As you commented you indeed mean a minimal valid PDF.
Please have a look at the question What is the smallest possible valid PDF? on stackoverflow, there are some attempts to create minimal PDFs adhering more or less strictly to the specification. Reading e.g. #plinth's answer you will see stuff that is not PDF anymore but still accepted by Adobe Reader.
Third and last question: If there were more than one body+xref+trailer sections, where would be offset just before the %%EOF be pointing to?
Normally it would be the last cross reference table/stream as the usual use case is
you start with a PDF which has but one cross reference section;
you append an incremental update with a cross reference section pointing to the original as previous, and the new offset before %%EOF points to that new cross reference;
you append yet another incremental update with a cross reference section pointing to the cross references from the first update as previous, and the new offset before %%EOF points to that newest cross reference;
etc...
The exception is the case of linearized documents in which the offset before the %%EOF points to the initial cross references which in turn point to the section at the end of the file as previous.
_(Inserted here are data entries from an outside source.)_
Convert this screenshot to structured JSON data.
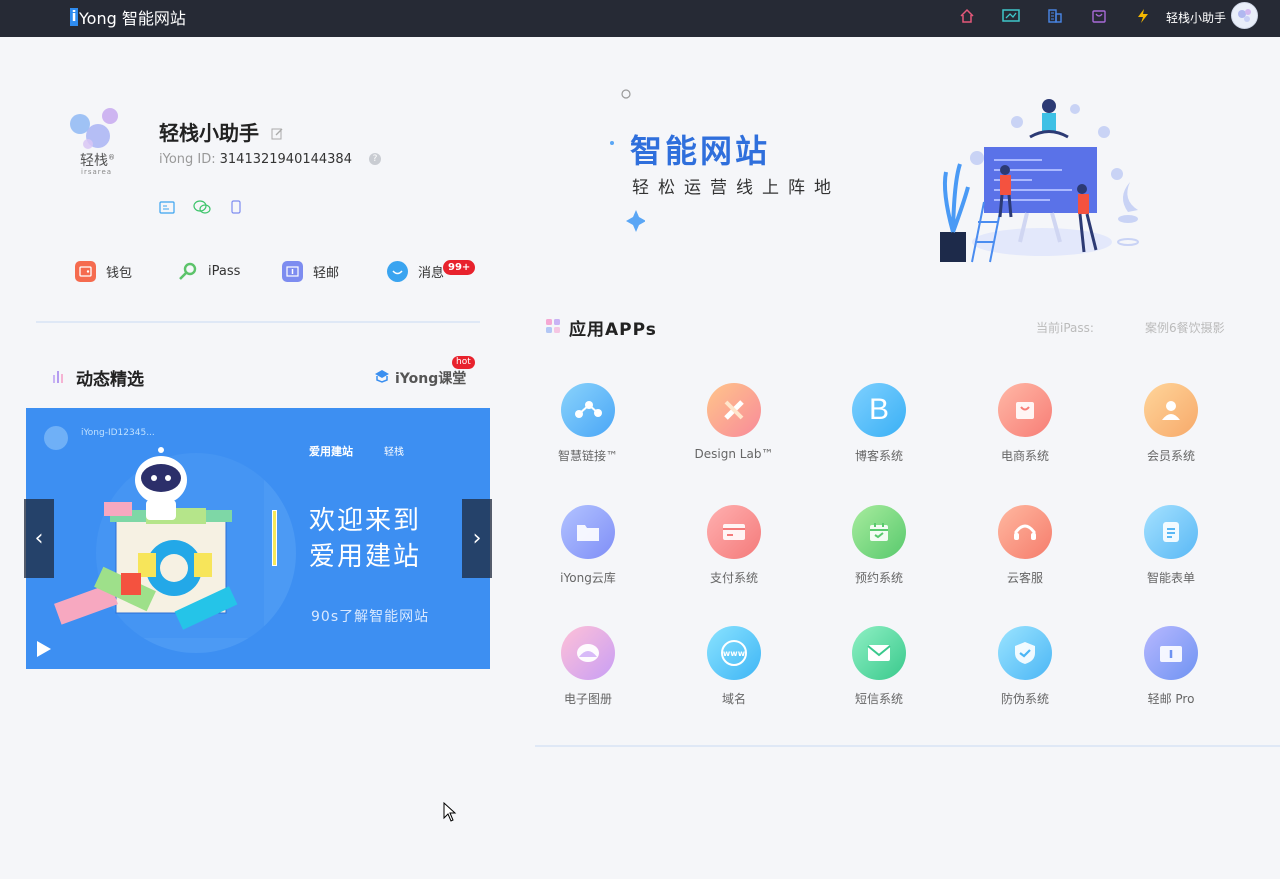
{
  "topbar": {
    "brand_i": "i",
    "brand_rest": "Yong 智能网站",
    "icons": [
      "home-icon",
      "chart-screen-icon",
      "building-icon",
      "shopping-bag-icon",
      "lightning-icon"
    ],
    "user_name": "轻栈小助手"
  },
  "profile": {
    "logo_text": "轻栈",
    "logo_reg": "®",
    "logo_sub": "irsarea",
    "name": "轻栈小助手",
    "id_label": "iYong ID:",
    "id_value": "3141321940144384",
    "help": "?"
  },
  "quick_links": [
    {
      "label": "钱包",
      "icon": "wallet-icon",
      "color": "#f56b4f"
    },
    {
      "label": "iPass",
      "icon": "key-icon",
      "color": "#5cc36a"
    },
    {
      "label": "轻邮",
      "icon": "mail-icon",
      "color": "#7d8cf0"
    },
    {
      "label": "消息",
      "icon": "message-icon",
      "color": "#3aa4f0"
    }
  ],
  "message_badge": "99+",
  "news": {
    "title": "动态精选",
    "course_link": "iYong课堂",
    "hot_badge": "hot"
  },
  "carousel": {
    "headline_1": "欢迎来到",
    "headline_2": "爱用建站",
    "subtitle": "90s了解智能网站",
    "brand_1": "爱用建站",
    "brand_2": "轻栈",
    "user_id": "iYong-ID12345...",
    "prev": "‹",
    "next": "›"
  },
  "banner": {
    "title": "智能网站",
    "subtitle": "轻松运营线上阵地"
  },
  "apps": {
    "title": "应用APPs",
    "ipass_label": "当前iPass:",
    "ipass_value": "案例6餐饮摄影",
    "items": [
      {
        "label": "智慧链接™",
        "icon": "link-nodes-icon",
        "c1": "#8ad3fb",
        "c2": "#4aa6f7"
      },
      {
        "label": "Design Lab™",
        "icon": "pencil-ruler-icon",
        "c1": "#ffc58a",
        "c2": "#f88a9a"
      },
      {
        "label": "博客系统",
        "icon": "blog-b-icon",
        "c1": "#7ed0ff",
        "c2": "#3ab0f5"
      },
      {
        "label": "电商系统",
        "icon": "shop-bag-icon",
        "c1": "#ffb8a6",
        "c2": "#f77d76"
      },
      {
        "label": "会员系统",
        "icon": "member-icon",
        "c1": "#ffd59a",
        "c2": "#f7a96a"
      },
      {
        "label": "iYong云库",
        "icon": "folder-icon",
        "c1": "#b2c3ff",
        "c2": "#7f8ef7"
      },
      {
        "label": "支付系统",
        "icon": "payment-card-icon",
        "c1": "#ffb0b0",
        "c2": "#f47a7a"
      },
      {
        "label": "预约系统",
        "icon": "calendar-icon",
        "c1": "#a8ec9e",
        "c2": "#58c96d"
      },
      {
        "label": "云客服",
        "icon": "headset-icon",
        "c1": "#ffb8a0",
        "c2": "#f57c6c"
      },
      {
        "label": "智能表单",
        "icon": "form-icon",
        "c1": "#a5e1ff",
        "c2": "#59b8f5"
      },
      {
        "label": "电子图册",
        "icon": "photo-album-icon",
        "c1": "#ffc1d7",
        "c2": "#c89ef5"
      },
      {
        "label": "域名",
        "icon": "www-globe-icon",
        "c1": "#8ae3ff",
        "c2": "#3eb5f5"
      },
      {
        "label": "短信系统",
        "icon": "sms-envelope-icon",
        "c1": "#8ff0c4",
        "c2": "#39c98c"
      },
      {
        "label": "防伪系统",
        "icon": "shield-check-icon",
        "c1": "#9be4ff",
        "c2": "#4bb6f5"
      },
      {
        "label": "轻邮 Pro",
        "icon": "mail-pro-icon",
        "c1": "#b7b8ff",
        "c2": "#6f93f2"
      }
    ]
  }
}
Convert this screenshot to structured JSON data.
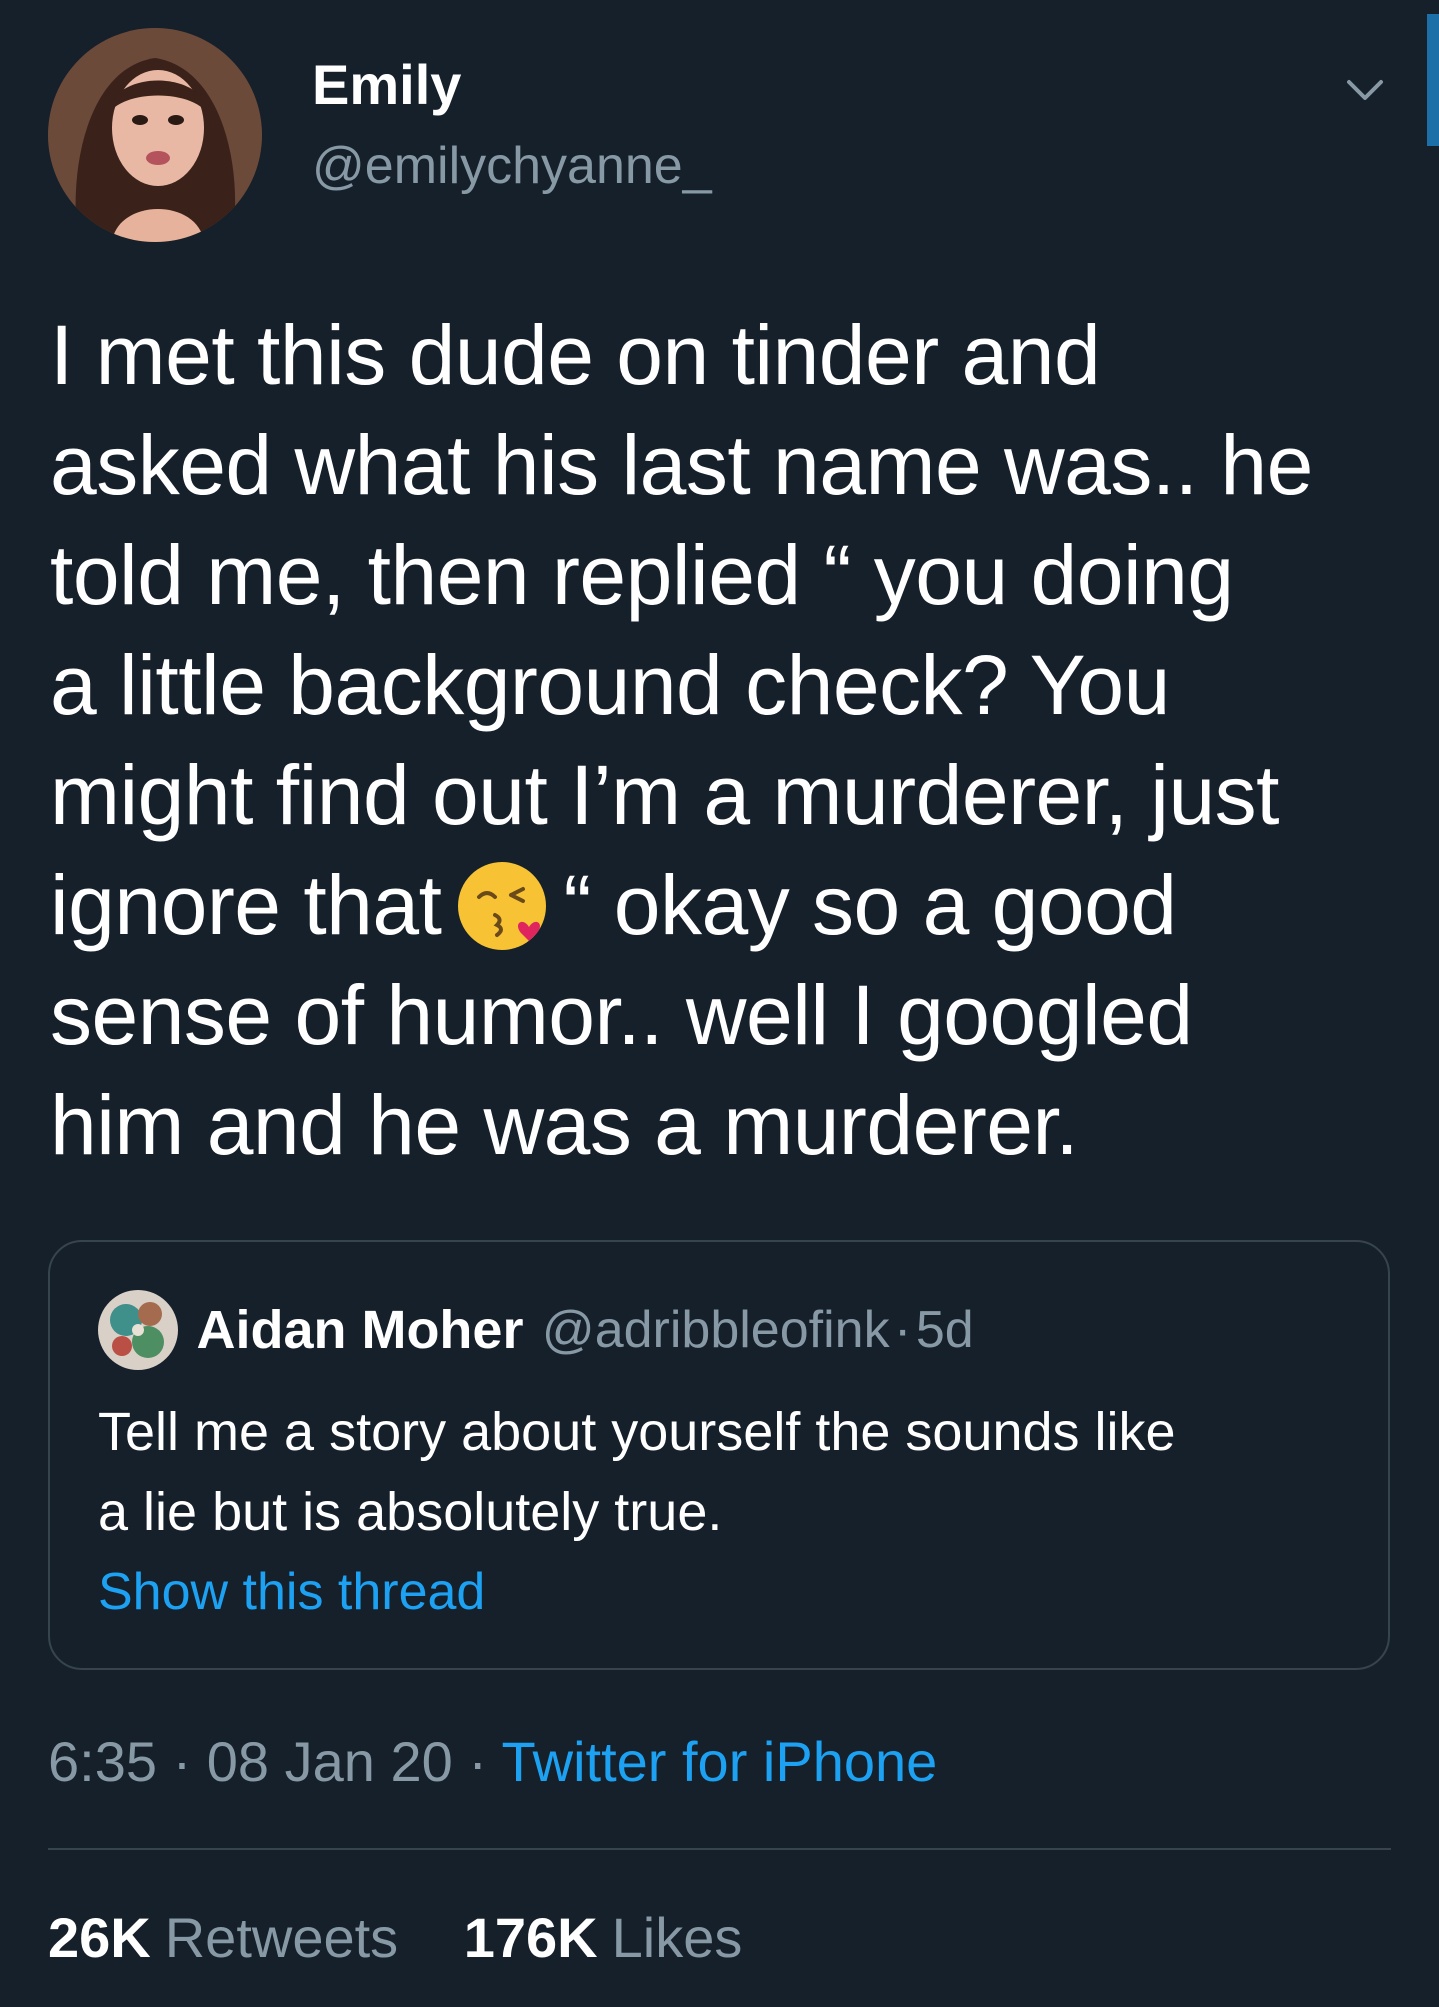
{
  "author": {
    "display_name": "Emily",
    "handle": "@emilychyanne_"
  },
  "tweet": {
    "lines": [
      "I met this dude on tinder and",
      "asked what his last name was.. he",
      "told me, then replied “ you doing",
      "a little background check? You",
      "might find out I’m a murderer, just",
      "ignore that",
      "“ okay so a good",
      "sense of humor.. well I googled",
      "him and he was a murderer."
    ],
    "emoji": "face-blowing-a-kiss"
  },
  "quoted_tweet": {
    "display_name": "Aidan Moher",
    "handle": "@adribbleofink",
    "separator": "·",
    "time": "5d",
    "text_lines": [
      "Tell me a story about yourself the sounds like",
      "a lie but is absolutely true."
    ],
    "link_label": "Show this thread"
  },
  "meta": {
    "time": "6:35",
    "separator": "·",
    "date": "08 Jan 20",
    "source": "Twitter for iPhone"
  },
  "stats": {
    "retweets_count": "26K",
    "retweets_label": "Retweets",
    "likes_count": "176K",
    "likes_label": "Likes"
  },
  "colors": {
    "background": "#15202b",
    "text_primary": "#ffffff",
    "text_secondary": "#8899a6",
    "link": "#1da1f2",
    "border": "#38444d"
  }
}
For details cf. Annex F of ISO 32000-1.
And as you can of course apply incremental updates to a linearized document, you can have mixed forms.
In general it is best for a parser to be able to parse any order of partial cross references. And don't forget, there are not only cross reference sections but also alternatively cross reference streams.
I'm having an issue with a filter program I wrote. It detects if a file is a PDF document by reading the first 5 bytes of the file and comparing it to a fixed buffer :
25 50 44 46 2D
This works fine except that I'm seeing a few files that starts with a byte order mark instead:
EF BB BF 25 50 44 46 2D
^-------^
I'm wondering if that is actually allowed by the PDF specs. If I check section 7.5 of that documentation, I read it as "no":
The first line of a PDF file shall be a header consisting of the 5 characters %PDF– followed by a version number of the form 1.N, where N is a digit between 0 and 7
Yet, I see these documents in the wild and the users gets confused because PDF reader programs can open these documents by my filter reject them.
So: are BOM markers allowed at the start of PDF documents ? (I'm NOT talking about string objects here but the PDF file itself)
So: are BOM markers allowed at the start of PDF documents ?
No, just like you read in the specification, nothing is allowed before the "%PDF" bytes.
But Adobe Reader has a long history of accepting files in spite of some leading or trailing trash bytes.
Cf. the implementation notes in Appendix H of Adobe's pdf_reference_1-7:
3.4.1, “File Header”
Acrobat viewers require only that the header appear somewhere within
the first 1024 bytes of the file.
Acrobat viewers also accept a header of the form
%!PS−Adobe−N.n PDF−M.m
...
3.4.4, “File Trailer”
Acrobat viewers require only that the %%EOF marker appear somewhere
within the last 1024 bytes of the file.
And people have a tendency to think that a PDF that Adobe Reader displays as desired is valid, there are many PDFs in the wild that do have trash bytes up front.
No, a BOM is not valid at the front a PDF file.
A PDF is a binary file format so a BOM wouldn't actually make sense, it would be like having a BOM at the front of a ZIP file or a JPEG.
I'm guessing the PDFs that you are consuming are coming from misconfigured applications that either have something already at the front of their output buffer already or, more likely, are created with the incorrect assumption that a PDF is a text-based format.